Taren Hastings, who has been working with GETheatre as an administrative assistant for over a year, is now a Teaching Artist intern for GET’s workshops in Zanzibar this summer.  She will be recounting her experience of GET’s program in Zanzibar over the next two weeks.  Follow her unique journey as she gets to know the students and the people of Zanzibar.

Class started at 9:00am, but many of the students were ready and rushing in the door when we arrived at 8:15. What a great first impression! I had imagined sweltering heat and dirt floor classrooms, but what I encountered was a little different.  Sure, there was no air conditioner, but there was circulating air through the windows and ceiling fans. The room had a solid floor, usable blackboard, tables and chairs. The walls were bare of the posters full of information and affirmations you might see in a New York City classroom but the students were engaged and ready to learn. The strong sense of community in Zanzibar was evident as other students peered through the windows to watch the GET workshop from outside. There was much excitement and energy flowing in and out of the classroom.

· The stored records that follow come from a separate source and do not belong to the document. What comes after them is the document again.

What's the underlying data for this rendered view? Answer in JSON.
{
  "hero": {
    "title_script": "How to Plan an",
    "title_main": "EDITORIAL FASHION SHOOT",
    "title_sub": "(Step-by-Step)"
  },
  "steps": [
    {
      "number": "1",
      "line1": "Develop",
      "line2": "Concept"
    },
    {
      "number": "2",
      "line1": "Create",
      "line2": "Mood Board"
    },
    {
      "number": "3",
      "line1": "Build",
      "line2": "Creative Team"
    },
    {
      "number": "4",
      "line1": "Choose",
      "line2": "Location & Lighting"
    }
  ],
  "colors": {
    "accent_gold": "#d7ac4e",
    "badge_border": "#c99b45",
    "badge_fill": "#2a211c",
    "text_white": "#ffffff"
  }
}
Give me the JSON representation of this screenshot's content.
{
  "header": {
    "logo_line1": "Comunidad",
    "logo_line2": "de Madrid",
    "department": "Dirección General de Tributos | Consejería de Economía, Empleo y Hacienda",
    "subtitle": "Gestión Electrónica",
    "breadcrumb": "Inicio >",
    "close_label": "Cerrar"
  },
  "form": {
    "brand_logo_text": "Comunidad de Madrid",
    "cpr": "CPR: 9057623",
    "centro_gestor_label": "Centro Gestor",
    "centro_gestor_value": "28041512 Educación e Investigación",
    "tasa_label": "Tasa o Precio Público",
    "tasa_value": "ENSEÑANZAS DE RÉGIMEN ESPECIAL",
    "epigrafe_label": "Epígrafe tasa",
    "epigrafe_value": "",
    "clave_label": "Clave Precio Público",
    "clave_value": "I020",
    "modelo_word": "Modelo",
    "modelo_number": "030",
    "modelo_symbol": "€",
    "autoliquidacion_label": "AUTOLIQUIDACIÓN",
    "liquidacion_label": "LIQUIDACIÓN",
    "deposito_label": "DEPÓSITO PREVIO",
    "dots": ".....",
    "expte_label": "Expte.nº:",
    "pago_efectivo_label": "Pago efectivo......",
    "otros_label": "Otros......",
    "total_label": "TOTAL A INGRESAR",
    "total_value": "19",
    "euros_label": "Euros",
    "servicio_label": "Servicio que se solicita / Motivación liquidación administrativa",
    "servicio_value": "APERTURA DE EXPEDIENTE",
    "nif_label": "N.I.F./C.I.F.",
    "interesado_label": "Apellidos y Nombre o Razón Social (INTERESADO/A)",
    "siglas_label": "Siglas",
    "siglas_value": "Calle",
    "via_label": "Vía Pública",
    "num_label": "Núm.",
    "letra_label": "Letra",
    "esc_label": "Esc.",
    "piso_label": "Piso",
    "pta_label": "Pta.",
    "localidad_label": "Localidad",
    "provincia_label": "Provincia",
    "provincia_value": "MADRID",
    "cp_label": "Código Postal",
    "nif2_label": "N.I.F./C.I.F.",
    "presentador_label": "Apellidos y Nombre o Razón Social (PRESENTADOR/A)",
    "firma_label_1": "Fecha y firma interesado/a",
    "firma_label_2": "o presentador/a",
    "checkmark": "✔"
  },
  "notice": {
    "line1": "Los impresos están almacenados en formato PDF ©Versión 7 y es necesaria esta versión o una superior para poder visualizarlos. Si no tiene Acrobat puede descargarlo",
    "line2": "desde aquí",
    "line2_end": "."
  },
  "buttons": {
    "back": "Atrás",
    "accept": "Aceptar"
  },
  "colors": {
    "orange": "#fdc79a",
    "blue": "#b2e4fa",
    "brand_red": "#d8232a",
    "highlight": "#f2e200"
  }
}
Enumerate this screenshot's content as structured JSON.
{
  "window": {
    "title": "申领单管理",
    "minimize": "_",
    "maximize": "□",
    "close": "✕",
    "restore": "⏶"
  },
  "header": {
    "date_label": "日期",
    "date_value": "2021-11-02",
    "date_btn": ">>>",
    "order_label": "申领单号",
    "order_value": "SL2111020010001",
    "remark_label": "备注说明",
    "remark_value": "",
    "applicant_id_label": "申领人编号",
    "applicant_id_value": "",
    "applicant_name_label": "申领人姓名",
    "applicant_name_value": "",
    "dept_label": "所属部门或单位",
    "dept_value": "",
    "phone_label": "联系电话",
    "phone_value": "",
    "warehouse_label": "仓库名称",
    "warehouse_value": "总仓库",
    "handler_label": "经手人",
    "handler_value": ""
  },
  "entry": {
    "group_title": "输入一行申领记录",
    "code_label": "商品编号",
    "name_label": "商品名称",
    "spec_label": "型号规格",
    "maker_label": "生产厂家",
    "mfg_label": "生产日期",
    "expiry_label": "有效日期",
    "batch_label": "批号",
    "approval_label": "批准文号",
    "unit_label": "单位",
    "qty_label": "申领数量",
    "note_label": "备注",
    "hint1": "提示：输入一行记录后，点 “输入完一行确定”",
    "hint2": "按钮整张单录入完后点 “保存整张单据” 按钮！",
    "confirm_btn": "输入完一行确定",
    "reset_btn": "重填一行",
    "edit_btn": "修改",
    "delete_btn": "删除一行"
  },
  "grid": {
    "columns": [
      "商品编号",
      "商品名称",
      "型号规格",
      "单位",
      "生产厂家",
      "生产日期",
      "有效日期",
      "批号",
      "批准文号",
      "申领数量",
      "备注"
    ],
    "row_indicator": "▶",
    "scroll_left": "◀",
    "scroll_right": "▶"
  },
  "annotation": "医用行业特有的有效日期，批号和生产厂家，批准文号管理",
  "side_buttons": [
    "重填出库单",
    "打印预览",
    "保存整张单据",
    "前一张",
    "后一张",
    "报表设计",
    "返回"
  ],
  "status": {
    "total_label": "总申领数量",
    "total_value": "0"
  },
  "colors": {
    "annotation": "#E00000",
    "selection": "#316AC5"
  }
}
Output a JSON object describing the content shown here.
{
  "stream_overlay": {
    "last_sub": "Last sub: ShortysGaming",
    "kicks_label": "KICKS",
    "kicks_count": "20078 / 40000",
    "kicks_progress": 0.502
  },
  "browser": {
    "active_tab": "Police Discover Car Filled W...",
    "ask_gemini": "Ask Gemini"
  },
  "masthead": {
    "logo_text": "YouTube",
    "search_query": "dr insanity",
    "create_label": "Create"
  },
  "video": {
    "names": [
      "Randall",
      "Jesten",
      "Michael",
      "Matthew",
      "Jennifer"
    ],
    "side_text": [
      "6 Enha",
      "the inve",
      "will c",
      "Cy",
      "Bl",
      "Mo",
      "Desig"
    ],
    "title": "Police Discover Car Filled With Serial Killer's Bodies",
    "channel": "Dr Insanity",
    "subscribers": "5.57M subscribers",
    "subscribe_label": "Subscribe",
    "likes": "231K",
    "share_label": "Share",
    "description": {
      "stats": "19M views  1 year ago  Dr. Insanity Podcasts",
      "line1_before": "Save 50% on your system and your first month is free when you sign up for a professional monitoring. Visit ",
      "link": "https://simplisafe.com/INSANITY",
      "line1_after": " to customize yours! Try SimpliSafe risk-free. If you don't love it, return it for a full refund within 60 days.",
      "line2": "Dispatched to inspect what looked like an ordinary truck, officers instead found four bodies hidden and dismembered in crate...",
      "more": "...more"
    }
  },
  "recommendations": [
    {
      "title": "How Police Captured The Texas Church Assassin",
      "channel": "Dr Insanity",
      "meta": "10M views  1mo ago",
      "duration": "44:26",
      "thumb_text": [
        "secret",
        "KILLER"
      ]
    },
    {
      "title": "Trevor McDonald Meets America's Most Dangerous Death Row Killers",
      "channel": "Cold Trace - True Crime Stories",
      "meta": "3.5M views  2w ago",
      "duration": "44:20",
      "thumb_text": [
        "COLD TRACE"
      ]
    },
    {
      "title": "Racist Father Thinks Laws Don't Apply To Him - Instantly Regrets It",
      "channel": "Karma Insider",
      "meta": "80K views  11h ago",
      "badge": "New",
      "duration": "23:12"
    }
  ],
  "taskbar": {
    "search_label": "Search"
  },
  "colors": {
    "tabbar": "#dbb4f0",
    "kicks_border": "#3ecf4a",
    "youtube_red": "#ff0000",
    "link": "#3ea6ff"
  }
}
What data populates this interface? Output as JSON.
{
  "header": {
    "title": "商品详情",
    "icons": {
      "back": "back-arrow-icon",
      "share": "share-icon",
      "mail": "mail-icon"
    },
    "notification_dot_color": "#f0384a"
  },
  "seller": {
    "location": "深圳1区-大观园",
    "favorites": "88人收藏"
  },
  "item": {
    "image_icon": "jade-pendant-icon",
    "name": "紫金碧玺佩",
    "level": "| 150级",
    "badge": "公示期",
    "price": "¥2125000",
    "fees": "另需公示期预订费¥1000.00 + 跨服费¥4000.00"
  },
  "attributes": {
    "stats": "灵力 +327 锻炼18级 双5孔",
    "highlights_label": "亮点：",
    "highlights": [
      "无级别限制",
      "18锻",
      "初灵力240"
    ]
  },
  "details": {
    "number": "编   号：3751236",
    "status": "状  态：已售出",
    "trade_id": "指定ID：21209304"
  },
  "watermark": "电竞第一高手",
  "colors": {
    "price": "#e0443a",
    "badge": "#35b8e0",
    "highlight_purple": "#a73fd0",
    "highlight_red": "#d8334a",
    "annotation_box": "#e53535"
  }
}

Meeting the students has been my favorite Zanzibari experience so far. They accepted us as their teachers and they were happy to try new things. A program like GET is an important part of keeping the student’s goals alive. The youth are so full of promise. For the first time since my arrival I learned to stop judging Zanzibar from my limited American point of view or my expectations as an African American coming to Africa for the first time. I learned to see Zanzibar through the eyes of the students: the past, present and future of Zanzibari life. They tell us what there is to love about their home and what they want to change. One student told another teacher that she loved her school because it was hers.  She felt ownership over her place of learning. As we learned each other’s names and shared our cultures I finally felt welcomed. I finally felt more than someone looking from the outside in. I was given the gift of sharing something personal, their school. It’s not perfect, but it’s theirs.

This first day helped me keep things in perspective. As teachers we cannot change their past, nor try to change their present. Those experiences belong to them. Our job is to help them with their goals for the future. If we approach our classes with that intention, I’m sure we’ll always hear, “Karibu!”